8. Miss Jeromette and the Clergyman by Wilkie Collins
As much a romance as a ghost story by the shrewd Collins, who was well aware that love often ends with some blood on the carpet. Here the narrator falls in love with a French woman who, alas, has another lover and she is expecting him to return. She also informs the narrator that she will die soon and violently. Meanwhile the narrator's mother is dying and he promises her that he will enter the Church and renounce his love. Her grisly prediction fulfilled, the French woman appears as a bloodied apparition leaving a mystery to be solved and there is no one better at mysteries than Collins. He was a contemporary of Charles Dickens – himself no mean hand at spinning a ghost story, which he often did.
9. The Body-Snatcher by Robert Louis Stevenson
One of the most wonderful writers of all time, few evoke atmosphere quite as well and his feel for character is invariably superb. A drunken old doctor becomes very animated indeed as a former colleague, now wealthy, appears in a tavern and is called to the side of a great man, now stricken. Heated exchanges begin to fill the room, causing the horrified inn keeper to exclaim: “What in the universe is all this? These are strange things you have been saying.” Strange indeed what a pair of aspiring young medics once got up to when taking corpses from their graves.
10. At Chrighton Abbey by Mary Elizabeth Braddon
You could, of course, choose to wander through the nearest deserted churchyard – you know the one with the tower that those bats keep circling?

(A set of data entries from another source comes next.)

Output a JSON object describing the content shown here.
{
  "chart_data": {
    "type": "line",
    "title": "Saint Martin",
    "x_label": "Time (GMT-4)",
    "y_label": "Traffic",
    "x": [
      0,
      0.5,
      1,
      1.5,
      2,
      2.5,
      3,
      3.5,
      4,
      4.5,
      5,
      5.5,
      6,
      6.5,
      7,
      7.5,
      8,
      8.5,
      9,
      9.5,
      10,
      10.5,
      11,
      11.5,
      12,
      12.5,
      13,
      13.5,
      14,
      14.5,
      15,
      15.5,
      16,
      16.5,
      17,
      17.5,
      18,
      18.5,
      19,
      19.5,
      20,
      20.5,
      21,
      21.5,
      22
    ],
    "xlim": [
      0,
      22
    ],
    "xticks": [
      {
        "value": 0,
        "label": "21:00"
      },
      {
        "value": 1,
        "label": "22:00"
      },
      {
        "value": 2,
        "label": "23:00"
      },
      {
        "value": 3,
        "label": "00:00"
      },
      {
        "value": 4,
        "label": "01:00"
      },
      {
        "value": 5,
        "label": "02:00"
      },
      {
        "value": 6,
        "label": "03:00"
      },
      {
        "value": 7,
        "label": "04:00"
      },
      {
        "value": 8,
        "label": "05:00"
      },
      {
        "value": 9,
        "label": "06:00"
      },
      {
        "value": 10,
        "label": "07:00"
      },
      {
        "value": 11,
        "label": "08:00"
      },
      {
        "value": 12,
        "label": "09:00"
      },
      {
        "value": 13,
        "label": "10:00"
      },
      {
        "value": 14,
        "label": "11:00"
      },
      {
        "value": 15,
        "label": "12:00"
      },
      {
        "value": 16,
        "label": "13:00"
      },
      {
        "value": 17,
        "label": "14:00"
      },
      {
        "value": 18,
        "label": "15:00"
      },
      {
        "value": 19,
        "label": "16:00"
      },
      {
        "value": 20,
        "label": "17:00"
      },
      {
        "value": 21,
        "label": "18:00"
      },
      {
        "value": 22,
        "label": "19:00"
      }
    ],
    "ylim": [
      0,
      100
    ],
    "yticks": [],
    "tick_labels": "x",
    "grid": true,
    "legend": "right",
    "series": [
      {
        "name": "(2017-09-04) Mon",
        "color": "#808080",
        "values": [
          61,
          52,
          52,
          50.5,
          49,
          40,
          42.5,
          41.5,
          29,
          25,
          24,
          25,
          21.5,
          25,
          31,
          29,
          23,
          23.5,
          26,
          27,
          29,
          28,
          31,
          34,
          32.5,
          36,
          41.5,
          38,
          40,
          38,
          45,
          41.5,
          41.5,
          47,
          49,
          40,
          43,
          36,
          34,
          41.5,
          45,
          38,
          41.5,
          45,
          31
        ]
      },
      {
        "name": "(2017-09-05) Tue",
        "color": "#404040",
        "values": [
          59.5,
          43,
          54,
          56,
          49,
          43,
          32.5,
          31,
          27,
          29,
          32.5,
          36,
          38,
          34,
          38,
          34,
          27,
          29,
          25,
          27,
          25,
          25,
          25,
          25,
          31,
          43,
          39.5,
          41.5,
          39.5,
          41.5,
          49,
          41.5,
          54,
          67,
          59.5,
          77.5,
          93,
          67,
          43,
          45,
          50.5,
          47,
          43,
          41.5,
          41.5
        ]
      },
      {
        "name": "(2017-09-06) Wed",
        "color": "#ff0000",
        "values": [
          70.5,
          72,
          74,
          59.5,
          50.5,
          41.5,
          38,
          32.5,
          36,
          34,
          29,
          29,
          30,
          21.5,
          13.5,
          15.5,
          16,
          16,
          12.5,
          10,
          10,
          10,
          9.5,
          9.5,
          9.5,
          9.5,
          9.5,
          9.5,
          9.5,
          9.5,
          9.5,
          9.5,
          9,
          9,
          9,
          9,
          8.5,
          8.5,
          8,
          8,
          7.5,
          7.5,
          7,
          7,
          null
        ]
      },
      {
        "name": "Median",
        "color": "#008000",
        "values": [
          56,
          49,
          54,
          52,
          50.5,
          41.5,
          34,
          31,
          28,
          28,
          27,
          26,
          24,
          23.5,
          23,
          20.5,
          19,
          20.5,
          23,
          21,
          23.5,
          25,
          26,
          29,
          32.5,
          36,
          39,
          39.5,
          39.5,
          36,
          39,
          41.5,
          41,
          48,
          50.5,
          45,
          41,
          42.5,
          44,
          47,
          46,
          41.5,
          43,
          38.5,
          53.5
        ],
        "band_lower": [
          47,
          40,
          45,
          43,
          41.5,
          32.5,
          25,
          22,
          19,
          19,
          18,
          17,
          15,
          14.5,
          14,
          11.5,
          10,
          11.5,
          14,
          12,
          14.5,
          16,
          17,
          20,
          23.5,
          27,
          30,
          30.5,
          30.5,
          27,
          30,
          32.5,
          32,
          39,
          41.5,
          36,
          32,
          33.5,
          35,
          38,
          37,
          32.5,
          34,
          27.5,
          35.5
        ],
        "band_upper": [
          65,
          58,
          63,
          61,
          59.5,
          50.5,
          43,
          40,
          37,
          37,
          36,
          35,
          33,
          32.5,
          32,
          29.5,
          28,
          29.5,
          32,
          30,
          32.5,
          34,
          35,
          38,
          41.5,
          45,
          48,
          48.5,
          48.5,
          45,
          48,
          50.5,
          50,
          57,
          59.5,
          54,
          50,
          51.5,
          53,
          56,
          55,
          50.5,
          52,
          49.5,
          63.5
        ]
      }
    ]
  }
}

Or you could instead remain indoors and read this story by flickering candle light, which might even make you want to make a quick examination of the space under the stairs, or behind the door leading to the attic. Funny how unsettling that sudden blast of cold air feels. Is that blood oozing down the wall? Braddon was one of several female Victorian writers attracted to the ghost story genre. The Victorians understood and respected the power of the supernatural as Emily Brontë so brilliantly demonstrated in Wuthering Heights. If there is one unifying quality about all of the titles included here, it is the ability these writers have for evoking unease… and unease is a feeling that can seep up out of nowhere like a dense fog. Who needs special effects?